Vast amounts of energy released

One trigger was so massive that I had the worst flashback yet. I used all the techniques I knew. And there were many - physical and mental ones. But nothing helped. Nothing got me out of survival mode. I was in despair. Then a therapist treated the old scar I had from my riding accident. It was a tip from my breath coach to do that. Even on the drive home, I noticed something was going on inside me. Back home, I spontaneously remembered special physical exercises I had already tried in 2022: Trauma and Tension Releasing Exercises (TRE), also called: neurogenic tremor.

I sat down on the couch and just waited, desperate, strained from the scar treatment. Suddenly my body began to move, I shook, made the wildest movements. It didn't take any more exercises to get my brain, my nervous system, my body moving. It did it all by itself. Three weeks later, I knew: I was mostly healthy. My body had shaken itself out of the freeze-and-shutdown mode of the nervous system. Suddenly I had so much energy, I wanted to run, my body was flooded with happy hormones, from week to week one symptom after another disappeared. And finally all my brain training methods were working! And the physical therapy kicked in! And I started building muscle and conditioning! And I could laugh again, take little trips, live! My goodness. Unbelievable.

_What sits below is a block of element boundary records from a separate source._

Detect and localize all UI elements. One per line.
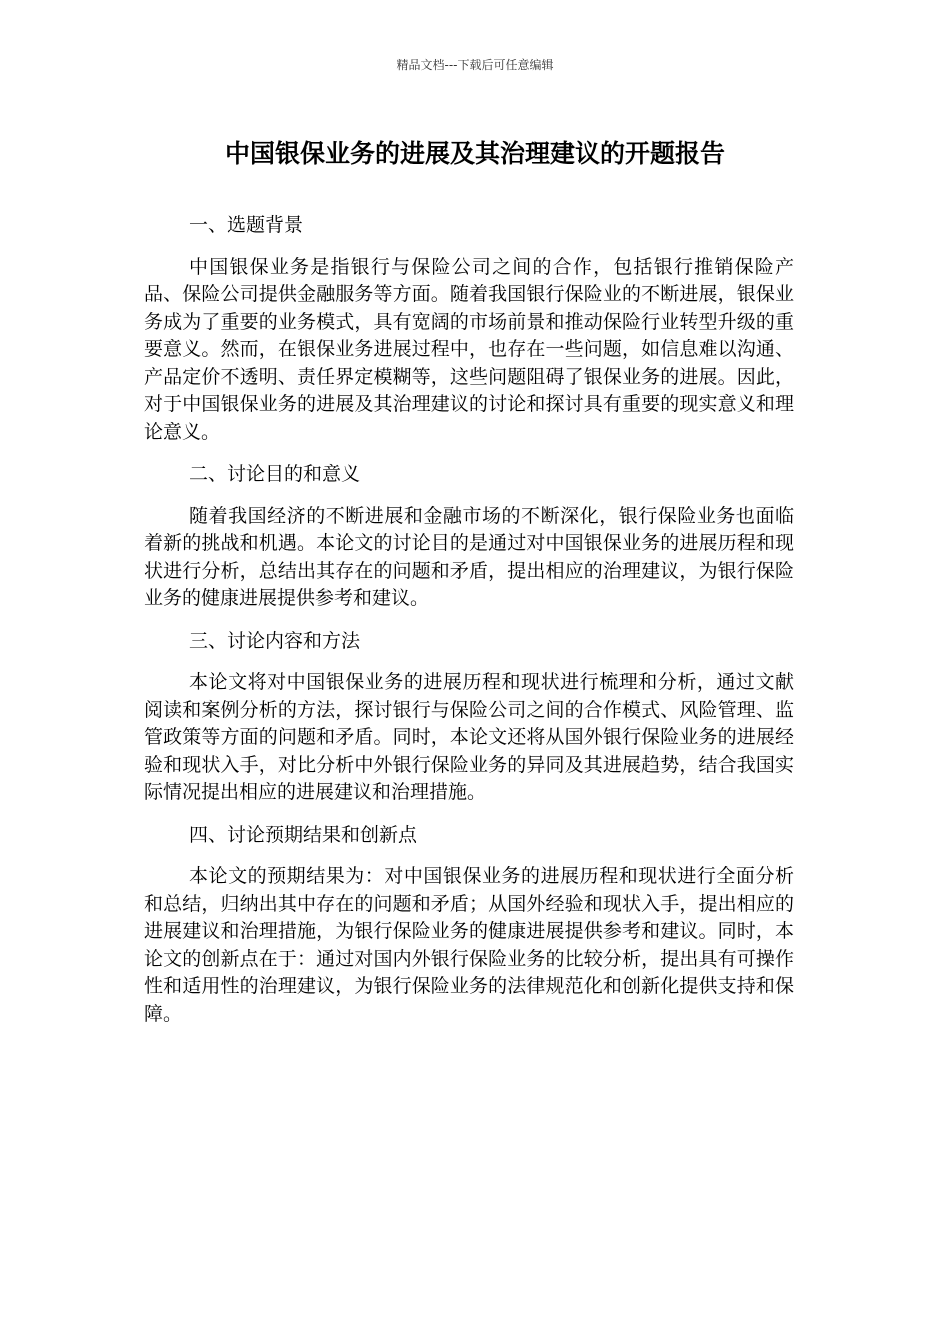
section-expected-results (144, 822, 794, 1029)
section-paragraph: 中国银保业务是指银行与保险公司之间的合作，包括银行推销保险产品、保险公司提供金融服务等方面。随着我国银行保险业的不断进展，银保业务成为了重要的业务模式，具有宽阔的市场前景和推动保险行业转型升级的重要意义。然而，在银保业务进展过程中，也存在一些问题，如信息难以沟通、产品定价不透明、责任界定模糊等，这些问题阻碍了银保业务的进展。因此，对于中国银保业务的进展及其治理建议的讨论和探讨具有重要的现实意义和理论意义。 (144, 255, 794, 443)
section-paragraph: 本论文将对中国银保业务的进展历程和现状进行梳理和分析，通过文献阅读和案例分析的方法，探讨银行与保险公司之间的合作模式、风险管理、监管政策等方面的问题和矛盾。同时，本论文还将从国外银行保险业务的进展经验和现状入手，对比分析中外银行保险业务的异同及其进展趋势，结合我国实际情况提出相应的进展建议和治理措施。 (144, 671, 794, 803)
section-heading: 四、讨论预期结果和创新点 (189, 823, 418, 846)
section-purpose (144, 461, 794, 613)
document-body (144, 212, 794, 1043)
header-note: 精品文档---下载后可任意编辑 (396, 58, 554, 72)
section-heading: 二、讨论目的和意义 (189, 463, 361, 485)
section-heading: 一、选题背景 (189, 214, 304, 236)
section-background (144, 212, 794, 446)
document-title: 中国银保业务的进展及其治理建议的开题报告 (224, 139, 725, 168)
section-heading: 三、讨论内容和方法 (189, 629, 361, 652)
section-content-method (144, 628, 794, 807)
section-paragraph: 随着我国经济的不断进展和金融市场的不断深化，银行保险业务也面临着新的挑战和机遇。本论文的讨论目的是通过对中国银保业务的进展历程和现状进行分析，总结出其存在的问题和矛盾，提出相应的治理建议，为银行保险业务的健康进展提供参考和建议。 (144, 504, 794, 609)
section-paragraph: 本论文的预期结果为：对中国银保业务的进展历程和现状进行全面分析和总结，归纳出其中存在的问题和矛盾；从国外经验和现状入手，提出相应的进展建议和治理措施，为银行保险业务的健康进展提供参考和建议。同时，本论文的创新点在于：通过对国内外银行保险业务的比较分析，提出具有可操作性和适用性的治理建议，为银行保险业务的法律规范化和创新化提供支持和保障。 (144, 865, 794, 1025)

I can't say if the scar treatment was the reason or the trigger, or if it was all coincidence. In any case, the evening after the treatment, when I no longer knew how to get out of the flashback, finally brought the turn. Since then, things have been going uphill fast. I'm still very weak physically, so that takes time. My nervous system still needs to settle better, that also takes time. I still have two symptoms, but they are also getting better.

That's why the journey continues. And that's why I don't call myself fully recovered, but mostly. I continue to recover. Recovery is a process. Changing yourself and your life is a process. Balancing the brain and nervous system is a process. Managing stress better is a process. Ultimately, all of life is a process, isn't it? And some inner wounds probably take a lifetime to heal.

Translated with the help of DeepL

Important: The content on this page is for informational purposes only and is not a substitute for talking to your doctor or other therapist. The content reflects my personal experiences, research and findings. However, in your personal case, different things may play a role and other things may help. Please talk to your doctor or therapist before making any decisions that affect your physical or mental health.